Customers’ cloud computing contracts are another source of procurement concern. Kumar advised cloud-based startups to consider their potential customers’ contracts with AWS, Azure, and other similar companies. Customers want to know if products have been approved by their cloud providers and are integrated into billing so that they can account for how much cloud computing the enterprise product will consume.

“It’s not a deal breaker, but it’s a hurdle they run into after the proof of value stage,” Kumar went on to say.

‘People just want to understand it better’

Sheila Gulati of Tola Capital, another Microsoft veteran, maps out sales processes before investing in a software startup. The resulting framework assists her portfolio companies in identifying the various parties involved (such as the buyer, procurement, and end user) and attempting to work with them all at the same time.

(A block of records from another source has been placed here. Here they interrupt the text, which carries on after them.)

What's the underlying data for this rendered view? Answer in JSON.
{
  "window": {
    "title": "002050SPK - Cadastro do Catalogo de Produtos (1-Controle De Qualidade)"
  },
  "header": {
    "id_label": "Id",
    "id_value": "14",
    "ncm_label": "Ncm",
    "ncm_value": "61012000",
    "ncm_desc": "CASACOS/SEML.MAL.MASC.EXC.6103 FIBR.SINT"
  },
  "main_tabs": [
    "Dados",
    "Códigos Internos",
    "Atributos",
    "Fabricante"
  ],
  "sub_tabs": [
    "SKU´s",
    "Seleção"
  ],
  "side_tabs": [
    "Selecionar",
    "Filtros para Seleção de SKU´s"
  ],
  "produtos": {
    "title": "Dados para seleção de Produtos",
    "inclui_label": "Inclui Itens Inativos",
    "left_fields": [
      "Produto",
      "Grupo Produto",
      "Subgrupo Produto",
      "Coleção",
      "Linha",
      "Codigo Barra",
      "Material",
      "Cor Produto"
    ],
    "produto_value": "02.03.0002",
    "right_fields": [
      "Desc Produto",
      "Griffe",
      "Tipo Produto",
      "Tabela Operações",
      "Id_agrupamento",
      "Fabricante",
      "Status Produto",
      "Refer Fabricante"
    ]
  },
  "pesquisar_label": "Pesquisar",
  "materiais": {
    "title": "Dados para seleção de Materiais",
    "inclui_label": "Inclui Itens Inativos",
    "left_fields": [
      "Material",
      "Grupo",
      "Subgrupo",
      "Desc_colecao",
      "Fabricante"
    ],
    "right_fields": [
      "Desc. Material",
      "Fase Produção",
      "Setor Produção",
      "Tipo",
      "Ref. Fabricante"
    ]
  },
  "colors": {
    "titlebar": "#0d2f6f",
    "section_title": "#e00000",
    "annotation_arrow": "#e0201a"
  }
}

In some cases, procurement teams are using or evaluating AI-enabled products for their own use, so they are well-versed in enterprise data and customer and employee experiences. Other teams may take longer to get up to speed and may require education from software vendors.


Gulati stated that procurement teams are now focusing on data concerns related to AI, such as privacy, explainability, regulations, and other factors.

“Enterprise use of nondeterministic systems is pretty new,” she went on to say. “That’s leading procurement teams to ask sellers ‘what works here, tell me where I could have unanticipated outcomes?'”

Rachael Nemeth, cofounder and CEO of the AI-powered training platform Opus, stated that she and her cofounders prepare for sales meetings by creating FAQs and other teaching resources.

Insider previously reported that her startup has signed contracts with a diverse clientele, including Vanderbilt University and restaurant chain Wagamama.

Nemeth stated that teams in procurement are not yet asking about large language models or other AI specifics. Instead, she answers questions about AI fundamentals. According to Nemeth, procurement teams want to be educated and assist in the completion of deals.

“A lot of questions are around functionality and who it’s touching, but the level of sophistication of those questions has not reached its end,” she went on to say. “It’s not a case of ‘we’re skeptical of AI.’ People simply want to better understand it. It’s a good thing and a good sign for SAAS firms.”